HHM besluiten de Admiraliteit terug te schrijven de konvooimeester te Langakkerschans op te dragen van alle goederen die door de schans naar Emden of andere neutrale plaatsen worden gevoerd, ongeacht welke, uitgaand, en vanuit Emden komend, ingaand konvooi te innen, ook wanneer dezelfde
Rheiderland als bestemming hebben.
14
HHM resumeren het advies van de RvS d.d. 5 maart over het verzoek van de
graaf van Solms om traktement voor de hoofdofficieren van zijn regiment.

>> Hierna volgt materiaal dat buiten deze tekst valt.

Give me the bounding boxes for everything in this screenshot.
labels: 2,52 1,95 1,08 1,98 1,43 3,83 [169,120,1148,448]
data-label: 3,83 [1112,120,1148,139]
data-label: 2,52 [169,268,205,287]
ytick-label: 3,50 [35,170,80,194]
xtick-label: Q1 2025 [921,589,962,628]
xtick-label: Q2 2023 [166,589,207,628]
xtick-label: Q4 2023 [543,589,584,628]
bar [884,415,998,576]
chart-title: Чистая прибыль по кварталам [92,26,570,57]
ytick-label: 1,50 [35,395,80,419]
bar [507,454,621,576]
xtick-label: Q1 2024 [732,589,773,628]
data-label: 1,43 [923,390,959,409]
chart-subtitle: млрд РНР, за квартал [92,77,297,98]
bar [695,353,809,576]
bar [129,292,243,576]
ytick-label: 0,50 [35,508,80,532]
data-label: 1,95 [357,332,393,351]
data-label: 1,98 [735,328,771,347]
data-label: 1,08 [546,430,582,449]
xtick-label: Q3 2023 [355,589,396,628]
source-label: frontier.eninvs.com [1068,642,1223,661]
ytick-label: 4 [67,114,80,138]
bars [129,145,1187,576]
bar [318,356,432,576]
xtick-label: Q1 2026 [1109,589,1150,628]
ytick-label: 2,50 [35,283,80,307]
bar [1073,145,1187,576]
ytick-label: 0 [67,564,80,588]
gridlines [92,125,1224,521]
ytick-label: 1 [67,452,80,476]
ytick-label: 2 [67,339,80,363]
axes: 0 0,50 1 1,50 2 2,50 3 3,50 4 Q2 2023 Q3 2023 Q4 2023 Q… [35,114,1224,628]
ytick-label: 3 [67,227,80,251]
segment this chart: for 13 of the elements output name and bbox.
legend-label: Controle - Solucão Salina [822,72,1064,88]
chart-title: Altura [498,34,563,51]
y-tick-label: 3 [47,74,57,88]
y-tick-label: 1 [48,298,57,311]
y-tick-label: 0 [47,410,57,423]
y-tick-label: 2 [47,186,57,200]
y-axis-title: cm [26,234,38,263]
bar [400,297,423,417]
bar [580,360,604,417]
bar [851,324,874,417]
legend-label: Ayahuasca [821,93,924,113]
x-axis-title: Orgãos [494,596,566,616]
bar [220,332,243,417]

Alvorens te besluiten wordt eerst onderzocht of onder het regiment geen compagnieën zijn die tot andere regimenten behoren.
15
Op verzoek van het stadsbestuur van
Enkhuizen wordt besloten de bewindhebbers van de
WIC ter kamer van het
Noorderkwartier
aan
te schrijven tot afloting over te gaan. Ook zal worden verzocht
binnen tien
dagen
na ontvangst van deze brief gekwalificeerde
hoofdparticipanten te nomineren conform artikel
XIV
van het octrooi dat aan deze
Compagnie
is verleend. Bij uitstel
machtigen HHM het stadsbestuur bij deze de afloting in
overeenstemming met het
genoemde artikel te doen, met de nominatie en electie op gepaste
wijze.
16
Inzake de bespreking met ambassadeur
Camerarius over de vernieuwing van de alliantie met de
koning
van Zweden worden
Bas,
Beaumont,
Rode,
Eysinga en
Schaffer gecommitteerd,
op
rapport. Zij zullen de zaak met de aanwezigen
bespreken.
17
HHM zullen de
Staten van Utrecht
nogmaals schrijven de op hun provincie gerepartieerde eerste maand gage van de kapiteins die een compagnie zullen krijgen via de staat van oorlog te lande, toch uit te betalen.
18
Verschuer en
Eck, raden, en
Johan van
Yck,
ontvanger, compareren namens de
Admiraliteit
te
Rotterdam
.
Zij hebben HHM uitgebreid geïnformeerd over de situatie van dit
College. Zij tonen daarnaast aan dat hun aan subsidie uit het
tweede miljoen
voor
het jaar 1629 de volgende bedragen toekomen: van het
graafschap Zutphen
3.751 gld. 6
st., van
het
Kwartier Veluwe
12.872 gld. 9
st., van het
Kwartier Nijmegen
19.991 gld. 7
st., van
de
provincie
Overijssel
22.959 gld.
3 st. 8
d.,
van de provincie
Utrecht
13.510
gld. 5 d.,
van de provincie
Friesland
38.873 gld. 10
d.
en van de
ontvanger-generaal
25.093 gld. 12 st.
7
d.
HHM zullen serieus schrijven aan
Gelderland
, Utrecht en Overijssel hun achterstallen aan te zuiveren. De gedeputeerden van deze provincies wordt verzocht de opstelling van HHM te ondersteunen. Wat betreft Friesland zal de uitkomst worden afgewacht van de bezending daarheen. De ontvanger-generaal wordt opgedragen zijn uiterste best te doen om de raden van het College te helpen aan de betaling van de genoemde som ten laste van de Generaliteit.
19
Verschuer en
Eck laten HHM weten dat
grote
hoeveelheden kabel en harpuis uit deze
landen
naar
Frankrijk worden uitgevoerd. Zij geven HHM in
overweging de uitvoer van beide goederensoorten
te
beletten, want men kan wel bedenken dat een gedeelte daarvan vanuit
Frankrijk naar vijandelijke landen wordt doorgevoerd.
Alvorens hierover te besluiten zal het advies van de Admiraliteiten worden ingewonnen. Ondertussen wordt de
Admiraliteit te Rotterdam
gemachtigd om de uitvoer van kabel en harpuis gematigd toe te laten.